このところの物価上昇をめぐり、「賃金の上昇が追いつかず、実質賃金がマイナスになった」と報じられている。企業の賃上げが本格化するのはいつごろなのか、物価上昇を上回る賃上げは進むのか。
まず、賃金に関する経済理論を整理しておこう。賃金は、基本的には、労働の供給と需要によって決まる。つまり、基本的に個人の生産能力がベースであるが、労働市場の環境によって大きく左右されることもある。
その上で、労働者を採用する企業数や規模、労働市場に関する情報が不完全な場合や労使間の賃金交渉の方法の違いなども影響してくる。
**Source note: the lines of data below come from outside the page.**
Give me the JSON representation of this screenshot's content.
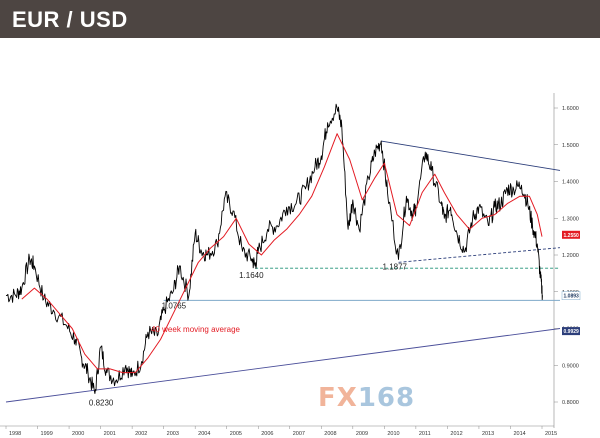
{
  "header": {
    "title": "EUR / USD"
  },
  "watermark": {
    "part1": "FX",
    "part2": "168"
  },
  "chart_data": {
    "type": "line",
    "title": "EUR / USD",
    "x_range": [
      1998,
      2015
    ],
    "y_range": [
      0.75,
      1.65
    ],
    "grid": false,
    "x_ticks": [
      "1998",
      "1999",
      "2000",
      "2001",
      "2002",
      "2003",
      "2004",
      "2005",
      "2006",
      "2007",
      "2008",
      "2009",
      "2010",
      "2011",
      "2012",
      "2013",
      "2014",
      "2015"
    ],
    "y_ticks": [
      "1.6000",
      "1.5000",
      "1.4000",
      "1.3000",
      "1.2000",
      "1.1000",
      "1.0000",
      "0.9000",
      "0.8000"
    ],
    "series": [
      {
        "role": "price",
        "color": "#000000",
        "points": [
          [
            1998.0,
            1.09
          ],
          [
            1998.3,
            1.09
          ],
          [
            1998.5,
            1.11
          ],
          [
            1998.75,
            1.19
          ],
          [
            1998.9,
            1.17
          ],
          [
            1999.2,
            1.08
          ],
          [
            1999.5,
            1.05
          ],
          [
            1999.9,
            1.01
          ],
          [
            2000.2,
            0.97
          ],
          [
            2000.4,
            0.92
          ],
          [
            2000.6,
            0.88
          ],
          [
            2000.82,
            0.823
          ],
          [
            2001.0,
            0.95
          ],
          [
            2001.2,
            0.88
          ],
          [
            2001.5,
            0.86
          ],
          [
            2001.8,
            0.9
          ],
          [
            2002.0,
            0.87
          ],
          [
            2002.3,
            0.91
          ],
          [
            2002.5,
            0.99
          ],
          [
            2002.8,
            0.98
          ],
          [
            2003.0,
            1.05
          ],
          [
            2003.3,
            1.1
          ],
          [
            2003.5,
            1.17
          ],
          [
            2003.8,
            1.09
          ],
          [
            2004.0,
            1.26
          ],
          [
            2004.2,
            1.21
          ],
          [
            2004.4,
            1.2
          ],
          [
            2004.7,
            1.23
          ],
          [
            2004.95,
            1.36
          ],
          [
            2005.2,
            1.32
          ],
          [
            2005.5,
            1.21
          ],
          [
            2005.8,
            1.19
          ],
          [
            2005.9,
            1.17
          ],
          [
            2006.0,
            1.21
          ],
          [
            2006.3,
            1.27
          ],
          [
            2006.6,
            1.28
          ],
          [
            2006.9,
            1.33
          ],
          [
            2007.2,
            1.34
          ],
          [
            2007.5,
            1.38
          ],
          [
            2007.8,
            1.44
          ],
          [
            2008.0,
            1.47
          ],
          [
            2008.2,
            1.56
          ],
          [
            2008.5,
            1.6
          ],
          [
            2008.65,
            1.55
          ],
          [
            2008.85,
            1.27
          ],
          [
            2009.0,
            1.35
          ],
          [
            2009.2,
            1.27
          ],
          [
            2009.5,
            1.41
          ],
          [
            2009.7,
            1.48
          ],
          [
            2009.9,
            1.51
          ],
          [
            2010.1,
            1.37
          ],
          [
            2010.45,
            1.1877
          ],
          [
            2010.7,
            1.36
          ],
          [
            2010.9,
            1.31
          ],
          [
            2011.0,
            1.33
          ],
          [
            2011.3,
            1.48
          ],
          [
            2011.5,
            1.43
          ],
          [
            2011.8,
            1.34
          ],
          [
            2011.9,
            1.3
          ],
          [
            2012.1,
            1.33
          ],
          [
            2012.3,
            1.26
          ],
          [
            2012.55,
            1.21
          ],
          [
            2012.8,
            1.3
          ],
          [
            2013.0,
            1.33
          ],
          [
            2013.3,
            1.28
          ],
          [
            2013.5,
            1.33
          ],
          [
            2013.7,
            1.34
          ],
          [
            2013.9,
            1.38
          ],
          [
            2014.1,
            1.38
          ],
          [
            2014.35,
            1.39
          ],
          [
            2014.55,
            1.34
          ],
          [
            2014.7,
            1.28
          ],
          [
            2014.85,
            1.23
          ],
          [
            2014.95,
            1.14
          ],
          [
            2015.02,
            1.09
          ]
        ]
      },
      {
        "role": "moving-average",
        "color": "#e31b23",
        "points": [
          [
            1998.5,
            1.08
          ],
          [
            1998.9,
            1.11
          ],
          [
            1999.3,
            1.08
          ],
          [
            1999.7,
            1.04
          ],
          [
            2000.1,
            1.0
          ],
          [
            2000.5,
            0.93
          ],
          [
            2000.9,
            0.89
          ],
          [
            2001.3,
            0.89
          ],
          [
            2001.7,
            0.88
          ],
          [
            2002.1,
            0.88
          ],
          [
            2002.5,
            0.92
          ],
          [
            2002.9,
            0.97
          ],
          [
            2003.3,
            1.04
          ],
          [
            2003.7,
            1.11
          ],
          [
            2004.1,
            1.18
          ],
          [
            2004.5,
            1.22
          ],
          [
            2004.9,
            1.25
          ],
          [
            2005.3,
            1.3
          ],
          [
            2005.7,
            1.23
          ],
          [
            2006.1,
            1.2
          ],
          [
            2006.5,
            1.24
          ],
          [
            2006.9,
            1.27
          ],
          [
            2007.3,
            1.31
          ],
          [
            2007.7,
            1.36
          ],
          [
            2008.1,
            1.44
          ],
          [
            2008.5,
            1.53
          ],
          [
            2008.9,
            1.46
          ],
          [
            2009.3,
            1.35
          ],
          [
            2009.7,
            1.41
          ],
          [
            2010.0,
            1.45
          ],
          [
            2010.4,
            1.31
          ],
          [
            2010.8,
            1.28
          ],
          [
            2011.2,
            1.37
          ],
          [
            2011.6,
            1.42
          ],
          [
            2011.9,
            1.37
          ],
          [
            2012.3,
            1.31
          ],
          [
            2012.7,
            1.27
          ],
          [
            2013.1,
            1.3
          ],
          [
            2013.5,
            1.31
          ],
          [
            2013.9,
            1.34
          ],
          [
            2014.3,
            1.36
          ],
          [
            2014.6,
            1.36
          ],
          [
            2014.85,
            1.31
          ],
          [
            2015.0,
            1.25
          ]
        ]
      }
    ],
    "trendlines": [
      {
        "name": "upper-resistance",
        "style": "solid",
        "color": "#2c3e7a",
        "from": [
          2009.9,
          1.51
        ],
        "to": [
          2015.6,
          1.43
        ]
      },
      {
        "name": "mid-support",
        "style": "dashed",
        "color": "#2c3e7a",
        "from": [
          2010.45,
          1.18
        ],
        "to": [
          2015.6,
          1.22
        ]
      },
      {
        "name": "horizontal-support",
        "style": "dashed",
        "color": "#1a8f74",
        "from": [
          2005.9,
          1.164
        ],
        "to": [
          2015.6,
          1.164
        ]
      },
      {
        "name": "horizontal-1.0765",
        "style": "solid",
        "color": "#7fa9c9",
        "from": [
          2003.0,
          1.0765
        ],
        "to": [
          2015.6,
          1.0765
        ]
      },
      {
        "name": "long-term-support",
        "style": "solid",
        "color": "#4b4f9a",
        "from": [
          1998.0,
          0.8
        ],
        "to": [
          2015.6,
          1.0
        ]
      }
    ],
    "annotations": [
      {
        "text": "0.8230",
        "x": 2000.82,
        "y": 0.823
      },
      {
        "text": "1.0765",
        "x": 2003.0,
        "y": 1.0765
      },
      {
        "text": "1.1640",
        "x": 2005.9,
        "y": 1.164
      },
      {
        "text": "1.1877",
        "x": 2010.45,
        "y": 1.1877
      },
      {
        "text": "40 week moving average",
        "x": 2002.6,
        "y": 0.99
      }
    ],
    "price_labels": [
      {
        "text": "1.2550",
        "y": 1.255,
        "color": "#e31b23"
      },
      {
        "text": "1.0893",
        "y": 1.0893,
        "color": "#ffffff"
      },
      {
        "text": "0.9929",
        "y": 0.9929,
        "color": "#2c3e7a"
      }
    ]
  }
}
このうち、はじめの部分、つまりマクロ経済に関する部分のみを考慮してみよう。
名目的な賃金を上げるうえで、「労働供給」は人口などの要因で決まるので、「労働需要」が重要になってくる。労働需要は派生需要なので、経済活動に由来する。つまり、景気がよければ労働需要が増すが、景気が悪ければその逆だ。ここから、国内総生産(GDP)が増えると、失業率が低下するという「オークンの法則」が出てくる。
労働需要が満たされる状況は、失業中の人が職を得ることから始まる。その段階では、無職ではなくなるが賃金は低い。このため、名目的な賃金ですら、平均値でみると下がってみえることもある。
しかし、労働需要が増してくると、人手不足になる業者も増えてくる。となると、名目的な賃金は平均でみても間違いなく上がる。
アベノミクスは、名目的賃金を上げるまでの貢献はあった。最後の段階で、コロナ・ショックがあったものの、失業率を下げ、名目賃金が上がるまでになった。